Socializing with Other Dogs
Be sure to take your pup to meet dogs. Just be sure they are dogs who like puppies and will be tolerant of them. AND that they’re dogs who aren’t allowed to run loose all over. One thing I am unable to do much of is to expose the pups to dogs other than GSD’s while they’re here–so that’s something you need to concentrate on. You can begin now to find good dogs for her to meet and schedule visits for when you bring her home. This part of the socialization process is very important and unfortunately often neglected.
German Shepherds are territorial animals and often will want to challenge any other dog who dares tell them, “Get away from my home” when you’re on a walk.

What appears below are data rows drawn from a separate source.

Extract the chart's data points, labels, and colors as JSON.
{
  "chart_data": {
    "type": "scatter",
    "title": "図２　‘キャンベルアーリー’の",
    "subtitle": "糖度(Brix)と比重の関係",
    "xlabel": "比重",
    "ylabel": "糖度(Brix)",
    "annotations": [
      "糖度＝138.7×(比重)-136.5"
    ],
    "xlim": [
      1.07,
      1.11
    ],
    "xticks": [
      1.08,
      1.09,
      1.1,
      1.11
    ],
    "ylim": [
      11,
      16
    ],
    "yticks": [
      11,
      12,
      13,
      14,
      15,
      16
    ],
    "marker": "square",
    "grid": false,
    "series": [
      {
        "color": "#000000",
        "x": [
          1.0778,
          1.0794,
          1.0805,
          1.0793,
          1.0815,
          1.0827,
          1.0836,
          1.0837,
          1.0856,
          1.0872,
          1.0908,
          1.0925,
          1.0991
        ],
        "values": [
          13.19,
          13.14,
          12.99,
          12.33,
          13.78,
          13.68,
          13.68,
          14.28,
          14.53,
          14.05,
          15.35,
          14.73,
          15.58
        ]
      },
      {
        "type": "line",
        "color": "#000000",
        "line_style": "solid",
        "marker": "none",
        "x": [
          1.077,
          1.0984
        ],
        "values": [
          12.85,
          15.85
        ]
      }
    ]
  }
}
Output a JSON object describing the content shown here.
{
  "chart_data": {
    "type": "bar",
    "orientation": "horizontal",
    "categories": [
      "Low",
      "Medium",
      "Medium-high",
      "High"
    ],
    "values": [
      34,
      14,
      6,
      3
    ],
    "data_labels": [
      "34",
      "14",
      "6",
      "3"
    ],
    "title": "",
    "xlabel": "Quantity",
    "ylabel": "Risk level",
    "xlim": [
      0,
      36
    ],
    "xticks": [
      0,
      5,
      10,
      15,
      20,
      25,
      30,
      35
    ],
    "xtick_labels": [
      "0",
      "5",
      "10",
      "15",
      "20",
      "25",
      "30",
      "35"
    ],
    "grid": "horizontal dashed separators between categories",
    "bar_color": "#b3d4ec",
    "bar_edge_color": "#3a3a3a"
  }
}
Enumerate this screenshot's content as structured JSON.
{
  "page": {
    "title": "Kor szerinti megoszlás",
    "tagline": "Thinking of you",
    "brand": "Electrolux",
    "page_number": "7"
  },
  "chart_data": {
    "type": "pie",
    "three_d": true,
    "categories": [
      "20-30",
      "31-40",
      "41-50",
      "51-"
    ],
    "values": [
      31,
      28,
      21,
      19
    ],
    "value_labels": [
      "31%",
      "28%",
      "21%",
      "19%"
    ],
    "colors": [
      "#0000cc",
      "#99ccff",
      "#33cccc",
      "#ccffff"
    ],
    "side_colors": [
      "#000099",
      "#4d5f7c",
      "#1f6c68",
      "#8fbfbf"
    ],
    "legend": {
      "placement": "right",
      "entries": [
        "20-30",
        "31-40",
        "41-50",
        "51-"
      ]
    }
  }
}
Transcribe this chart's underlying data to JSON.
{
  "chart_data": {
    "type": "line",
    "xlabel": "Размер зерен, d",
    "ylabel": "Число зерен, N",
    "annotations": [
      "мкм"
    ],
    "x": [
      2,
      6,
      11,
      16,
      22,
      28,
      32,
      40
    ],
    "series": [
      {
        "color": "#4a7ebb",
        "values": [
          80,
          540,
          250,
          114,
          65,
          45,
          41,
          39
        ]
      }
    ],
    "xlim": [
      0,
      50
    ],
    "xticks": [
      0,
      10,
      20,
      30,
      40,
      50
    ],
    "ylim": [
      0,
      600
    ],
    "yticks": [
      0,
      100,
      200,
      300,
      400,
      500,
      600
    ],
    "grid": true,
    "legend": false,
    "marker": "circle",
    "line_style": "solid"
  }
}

Teach her “Leave It!” so you can use that command if she wants to bark at dogs she meets on walks or that are in yards you are passing. This is a great command because you can praise “GOOD Leave IT!” and give a treat when she ignores the other dog. Teach good manners from the very beginning and you’ll have an incredibly well-mannered dog as an adult.
DO Attend Puppy Kindergarten Classes
I’ve taught your pup to enjoy learning and trying new things. You must train her, channel her fine mind, so that she becomes a good canine citizen. Take her to puppy kindergarten class once she’s at least had her 2nd shot at 3 months–but choose your class carefully. Use only incentive training (no corrections) and lots of praise. Also make sure that only puppies are allowed in the class. Don’t put her in a situation where she can get knocked around and scared. When she’s older, take her to obedience class and then on into one of the many fun activities now available–such as agility, Freestyle, herding, tracking, etc. And, if you’re at all interested, look into certifying her as a Therapy Dog and visiting the legions of sick and lonely in our society.